THERE WAS SNOW ON MOUNT DANDENONG TODAY. SUMMER IS JUST a memory. I hear my mother sigh and say, ‘How the years do fly away!’ I’ve begun to doubt it was Edith I saw. Is she alive or is she dead? It is a terrible anxiety out of which nightmares have begun to fashion themselves. Oh yes, the dire effects of imagination, our curse and our saving grace. There were half a dozen of us sitting round this kitchen table drinking wine and beer and smoking cigarettes and talking about art and life and flirting with each other one lovely summer afternoon, when someone—George Lane it was, the darkest and fiercest of the artists among us—said, ‘We would be better off without imagination.’ Poor George was drunk and had failed the previous evening to seduce beautiful teasing Alice Meadows, so he would most certainly have been better off without imagination that day.

Although Freddy was already drinking far too heavily at the time and was probably drunker than George, he was still a
practising psychoanalyst and felt compelled to say at once, ‘Our imagination is the way to ourselves, George.’ Easy for him, you might say, not being a tormented artist like George. I saw the look George gave Freddy, the flicker of detestation in his black eyes. Freddy probably saw it too but he persisted. ‘All mental illness, all human cruelty, is a failure to heed the prompts of the imagination, George.’ I hear Freddy’s voice now ringing out in this kitchen, and the sound of his laughter. Already the seeds of despair were in him, bathed by a constant stream of alcohol. Freddy loved vast generalisations of this kind, but on that occasion he was also turning the blade in George’s sensitive liver. Freddy’s pronouncements were often dismissed by more temperate people than himself as merely an excessive bravura of style. But I thought there was nearly always a kernel of wisdom embedded in these baroque gestures of his. Tragically, for he had a good mind, Freddy acquired no insight into the maladies of his own soul and became a hopeless alcoholic, impotent and unable to control the functioning of his bowels. He shot himself when he was forty-three. I kept his note for years. He had been off the grog for a year at the time of his suicide.
I live without my first love. Her name is Wine. It is no longer possible, darling Aught, to persist with this torment. By the time you receive this I shall be dead. I have borrowed Ray
’s
little .22 and a bullet. The dear man believes I have a rat in the wainscot to dispose of.
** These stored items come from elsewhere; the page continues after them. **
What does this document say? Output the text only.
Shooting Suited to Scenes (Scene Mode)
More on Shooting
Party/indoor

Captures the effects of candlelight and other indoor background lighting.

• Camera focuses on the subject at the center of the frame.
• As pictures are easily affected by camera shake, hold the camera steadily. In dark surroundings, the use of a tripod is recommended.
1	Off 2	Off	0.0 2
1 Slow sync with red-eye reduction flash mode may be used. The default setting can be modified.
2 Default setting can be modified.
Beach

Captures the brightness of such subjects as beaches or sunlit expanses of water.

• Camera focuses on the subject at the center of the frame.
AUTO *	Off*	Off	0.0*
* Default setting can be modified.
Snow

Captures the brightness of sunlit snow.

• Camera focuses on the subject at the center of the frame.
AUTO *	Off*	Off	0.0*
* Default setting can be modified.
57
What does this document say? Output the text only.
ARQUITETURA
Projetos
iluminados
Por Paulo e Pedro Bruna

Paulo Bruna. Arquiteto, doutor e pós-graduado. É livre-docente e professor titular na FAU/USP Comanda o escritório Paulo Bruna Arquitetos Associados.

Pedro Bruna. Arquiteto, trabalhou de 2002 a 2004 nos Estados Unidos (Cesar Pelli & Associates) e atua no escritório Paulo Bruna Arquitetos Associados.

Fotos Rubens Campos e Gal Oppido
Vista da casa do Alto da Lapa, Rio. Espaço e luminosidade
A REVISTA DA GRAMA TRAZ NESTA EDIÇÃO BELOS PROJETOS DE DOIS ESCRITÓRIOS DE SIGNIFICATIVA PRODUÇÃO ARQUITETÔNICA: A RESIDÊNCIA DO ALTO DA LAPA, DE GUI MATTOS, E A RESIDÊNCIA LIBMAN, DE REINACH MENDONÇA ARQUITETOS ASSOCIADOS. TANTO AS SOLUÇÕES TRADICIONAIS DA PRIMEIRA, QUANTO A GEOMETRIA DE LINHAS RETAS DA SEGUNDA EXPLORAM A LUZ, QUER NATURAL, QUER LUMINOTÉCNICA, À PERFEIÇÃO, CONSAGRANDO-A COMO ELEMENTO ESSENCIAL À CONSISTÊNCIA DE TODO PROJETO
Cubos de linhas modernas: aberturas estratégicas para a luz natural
Could it have been her daughter I saw? Edith gave birth in 1939 and her daughter would be fifty-two today. Some people age quickly. Alice was such a one, our beautiful Alice, a rapid ager. She, poor girl, developed anorexia and looked sixty before she was forty. Perhaps she would not have become ill with that
dreadful self-denying disease if she had encouraged George that day and had lain down for him with her dress up and abandoned herself to the pleasures and torments of sex. I sometimes wonder if we weren’t a sick generation, the whole lot of us. Denying this and denying that, for no better reason than our own narrow prejudices about life and art—our beliefs, as we called them. Prejudices, in fact, which we mistook for passions and vision. Our view of life and art required a narrowing of everything to the single dimension of our own orthodoxies. No one got a look in with us if they weren’t strictly of our persuasion. Now they’re all dead does it matter to anyone what we believed?

I’ll wait on the bench outside Woolies next time I get my drugs. If Edith went to my chemist once, she will go again. They give us discount membership cards these days to make sure we’re loyal to them.

Adeli brings the smell of California with her and is at the forefront of all the latest fads. I put non-organic honey in her herbal tea the other day and watched her to see if she would notice. But she sipped and smiled and babbled on, heedless of what was going down her pristine throat. Her virginal, unsullied throat, I’ll bet. She is not the frequently orgasming nurse. It was Adeli who brought the herbal tea. Not I. I drink Bushells tea for preference. Strong, black and without sweeteners. When she first told me her name, I said, ‘Adelie penguin.’ I suppose everyone thinks of the penguin when she tells them her name and would
like
to say so. It was bullying of me to actually say it. She offered to stay overnight. To keep me company, she said. She doesn’t seem to notice the stench of this place or that I dislike people. I asked her the other day to go and fetch me a packet of cigarettes from the corner shop that is clinging to its final
threads of subsistence half a mile from here. The Vietnamese woman who runs the shop looks eighty but is really only fifty. There’s rapid ageing for you. It can be done, it seems, if the circumstances are favourable to it. She has five daughters. Her husband died last year. She keeps her shop open all night in competition with the 7-Eleven. She and her daughters gaze out of a darkness of deep fatigue. ‘Get me some cigarettes,’ I said to Adeli. ‘I don’t care what sort they are.’ She went very still and silent and examined her podgy hands in her lap. Then, in a small voice—I might have asked her to fetch the shotgun and a box of shells—she said, ‘Cigarettes, Mrs Laing?’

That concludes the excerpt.